Since it debuted in 2009, I’ve heard the gauntlet of defenses for the show. “It’s so addictive,” or, “It’s great for theme parties,” or, my personal favorite, “It’s just reality TV. Obviously it’s not ‘real.’ ” This may be true, but the fact remains that the quality is so poor, the people so absurdly awful and the portrayal of Italian-Americans so offensive that I can no longer sit idly by and pretend that it’s an acceptable guilty pleasure, because it’s not.

For starters, let’s look at midseason premiere, “Back to the Shore.” Pauly D, Snooki, Mike “The Situation,” Jenni “JWOWW,” Ronnie, Sammi “Sweetheart,” Vinny and Deena converge on the Shore house for the summer.
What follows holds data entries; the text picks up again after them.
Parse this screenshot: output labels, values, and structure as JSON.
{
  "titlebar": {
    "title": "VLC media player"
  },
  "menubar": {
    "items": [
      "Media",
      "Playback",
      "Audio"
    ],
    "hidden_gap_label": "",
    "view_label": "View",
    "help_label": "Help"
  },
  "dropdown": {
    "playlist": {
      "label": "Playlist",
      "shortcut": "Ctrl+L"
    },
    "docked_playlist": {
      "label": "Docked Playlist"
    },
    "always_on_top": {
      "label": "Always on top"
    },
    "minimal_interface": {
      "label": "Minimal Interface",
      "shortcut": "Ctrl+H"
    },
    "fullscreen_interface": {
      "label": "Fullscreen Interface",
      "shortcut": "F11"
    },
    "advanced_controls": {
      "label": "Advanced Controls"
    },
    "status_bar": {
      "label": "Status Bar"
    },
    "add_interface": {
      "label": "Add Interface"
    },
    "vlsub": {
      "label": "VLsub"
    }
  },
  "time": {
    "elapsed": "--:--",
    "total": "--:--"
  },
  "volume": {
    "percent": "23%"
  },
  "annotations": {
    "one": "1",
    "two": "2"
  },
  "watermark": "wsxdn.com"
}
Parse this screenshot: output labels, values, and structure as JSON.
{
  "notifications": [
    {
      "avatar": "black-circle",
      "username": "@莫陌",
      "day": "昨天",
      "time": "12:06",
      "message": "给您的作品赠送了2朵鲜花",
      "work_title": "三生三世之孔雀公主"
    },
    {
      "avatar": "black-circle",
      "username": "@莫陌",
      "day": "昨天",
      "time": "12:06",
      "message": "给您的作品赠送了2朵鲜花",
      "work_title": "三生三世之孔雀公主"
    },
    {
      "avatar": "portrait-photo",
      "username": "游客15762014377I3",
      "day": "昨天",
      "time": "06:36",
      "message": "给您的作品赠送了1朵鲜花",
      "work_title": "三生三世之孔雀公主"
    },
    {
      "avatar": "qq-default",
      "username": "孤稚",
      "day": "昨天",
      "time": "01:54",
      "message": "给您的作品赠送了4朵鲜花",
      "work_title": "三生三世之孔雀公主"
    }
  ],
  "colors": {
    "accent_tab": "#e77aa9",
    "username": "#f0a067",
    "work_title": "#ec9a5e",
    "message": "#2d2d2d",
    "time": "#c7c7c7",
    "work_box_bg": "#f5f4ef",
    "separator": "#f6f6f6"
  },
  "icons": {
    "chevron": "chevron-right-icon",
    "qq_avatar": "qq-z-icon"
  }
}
Immediately upon arrival, arguments break out concerning bedroom assignments and Deena’s presence. Overlooking all the cursing that makes the episode sound like a bunch of bleeps linked together by the occasional reference to sex, hot tubs or hatred for the other cast members, we can see that we’re literally watching the same show from two years ago — and the producers couldn’t even come up with a different location!

So what does this mean? Well, since MTV is unlikely to take the advice of a student TV critic — particularly since the midseason premiere garnered record ratings — there may well be more in store for the “Jersey Shore” crew. All I can do is wait for the demise of what is quite possibly the worst reality TV show of all time.